Mimecast Limited (NASDAQ: MIME), a leading e-mail and data security company, on February 26, 2020 declared the availability of the Mimecast Threat Intelligence Report: RSA Conference Edition. The report is designed to provide technical analysis from Mimecast threat researchers on most important campaigns carried out by threat actors, trends that are emerging from these attacks, and an assessment of likely future trends given threat actors present day behavior, events and technology. The report uncovers the resurgence of Emotet as well as a mixture of simplistic, low effort and inexpensive attacks, and highly complex, targeted campaigns. Additionally, Mimecast has launched the Mimecast Threat Intelligence Hub to house specific threat intelligence insights, reports and vulnerability discoveries from the Mimecast Threat Intelligence Research Team.

The Mimecast Threat Intelligence Report: RSA Conference Edition gives analysis of 202 billion emails processed by Mimecast for its clients throughout the period from October to December 2019, 92 billion of which have been rejected. The crew found and examined 4 primary categories of attack types all through the report: spam, impersonation, opportunistic and targeted. Compared to previous quarters, Mimecast researchers noted a marked difference in the more substantial attacks conducted: the attacks focused a wider range of organizations throughout a number of sectors and for shorter periods of time than in previous quarters. The one sector that was especially focused this quarter was the retail industry, accounting for nearly a third of the most significant campaign activity carried out by threat actors globally. However, given the holiday gift-giving season from October to December, some of this increase was to be expected.

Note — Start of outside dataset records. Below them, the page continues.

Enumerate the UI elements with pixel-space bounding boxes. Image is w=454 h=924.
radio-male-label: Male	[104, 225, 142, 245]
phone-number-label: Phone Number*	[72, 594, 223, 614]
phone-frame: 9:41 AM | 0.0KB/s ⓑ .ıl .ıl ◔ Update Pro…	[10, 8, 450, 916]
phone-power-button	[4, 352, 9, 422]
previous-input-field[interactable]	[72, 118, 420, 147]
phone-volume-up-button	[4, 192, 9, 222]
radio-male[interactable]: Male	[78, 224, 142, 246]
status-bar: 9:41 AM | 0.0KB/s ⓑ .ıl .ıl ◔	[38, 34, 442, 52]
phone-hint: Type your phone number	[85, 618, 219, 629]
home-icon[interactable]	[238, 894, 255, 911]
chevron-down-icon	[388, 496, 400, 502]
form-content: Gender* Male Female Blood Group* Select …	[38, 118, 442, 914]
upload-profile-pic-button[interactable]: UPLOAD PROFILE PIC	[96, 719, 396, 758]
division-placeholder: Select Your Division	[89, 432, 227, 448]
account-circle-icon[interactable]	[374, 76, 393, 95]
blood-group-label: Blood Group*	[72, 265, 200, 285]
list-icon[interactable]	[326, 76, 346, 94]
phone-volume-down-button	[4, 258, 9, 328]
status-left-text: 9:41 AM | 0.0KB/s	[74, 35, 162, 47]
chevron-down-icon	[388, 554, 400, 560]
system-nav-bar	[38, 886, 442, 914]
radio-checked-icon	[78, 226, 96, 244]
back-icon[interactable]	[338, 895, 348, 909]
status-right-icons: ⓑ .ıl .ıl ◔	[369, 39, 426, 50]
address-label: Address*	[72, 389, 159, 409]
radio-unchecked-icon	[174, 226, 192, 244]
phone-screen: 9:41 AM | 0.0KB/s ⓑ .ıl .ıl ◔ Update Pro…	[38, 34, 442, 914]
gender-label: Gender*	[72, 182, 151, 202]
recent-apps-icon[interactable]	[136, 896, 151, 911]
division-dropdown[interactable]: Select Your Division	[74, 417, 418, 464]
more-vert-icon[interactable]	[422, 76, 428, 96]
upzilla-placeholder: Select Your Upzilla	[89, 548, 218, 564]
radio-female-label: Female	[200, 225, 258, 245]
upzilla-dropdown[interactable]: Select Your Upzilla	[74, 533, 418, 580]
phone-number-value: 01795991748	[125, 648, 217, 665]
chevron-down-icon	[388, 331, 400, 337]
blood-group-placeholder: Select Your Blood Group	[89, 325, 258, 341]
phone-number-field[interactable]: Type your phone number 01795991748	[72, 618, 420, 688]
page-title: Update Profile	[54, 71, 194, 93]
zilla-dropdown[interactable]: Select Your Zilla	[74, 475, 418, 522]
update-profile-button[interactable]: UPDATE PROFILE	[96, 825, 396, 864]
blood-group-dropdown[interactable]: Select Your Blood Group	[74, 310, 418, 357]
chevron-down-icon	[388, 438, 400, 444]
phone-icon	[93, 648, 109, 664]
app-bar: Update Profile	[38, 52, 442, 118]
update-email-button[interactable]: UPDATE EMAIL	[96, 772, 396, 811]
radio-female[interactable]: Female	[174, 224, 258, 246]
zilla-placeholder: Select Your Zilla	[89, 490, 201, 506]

The most outstanding observation of this quarters research was the massive international deployment of the Emotet dropper banking malware, which had been seemingly inactive the past four months. There were 61 significant campaigns identified, marking a 145 percent increase over final quarter regardless of fewer emails being analysed throughout the period. Emotet was a key driver in this spike, as the banking trojan/malware was a element in nearly each and every attack identified. This huge extend in activity is quite likely to be an indication of threat actors refocusing their efforts from impersonation to exploiting the present day effectiveness of ransomware.

Its no shock that threat actors are using a mixture of simplistic and state-of-the-art attacks to get access to organizations. Thats also likely why we saw such a large spike in the currently dormant Emotet campaign theyre trying to gain as much attack space as possible to land other state-of-the-art attacks or keep organizations hostage, stated Josh Douglas, vice president of threat intelligence at Mimecast. These reviews provide organizations a world view on how threats are evolving so they can make informed choices on how to best give a boost to their cyber resilience posture.

Additional key findings outlined in the report:

The transportation, storage and delivery and retail and wholesale sectors have been disproportionately attacked this previous quarter due to the holiday season.
Emotet has been utilized far more significantly and has been seen in widespread campaigns towards all sectors of the world economy. This discovery demonstrates a level of sophistication that goes beyond an opportunistic cybercriminal. In addition, due to the variety of businesses attacked, its quite likely the attacks continue to be carried out by quite organized criminal organizations for economic gain.
File compression persisted to be an attack format of choice, but Emotet activity by DOC and DOCX formats significantly increased.
Although the number of impersonation attacks is slightly fewer, they remain a key attack vector. Impersonation attacks now consist of a range of voice messaging and a typically less coercive form of communication, which provides as a more nuanced and persuasive threat.
Relying on human error for success, bulk emailing remained a significant, high volume means to distribute malware. This trend will continue as its a powerful threat vector that can be deployed in massive volumes, increasing the chances of success for threat actors.
Read the latest Mimecast Threat Intelligence Report and visit Mimecasts New Threat Intelligence Hub.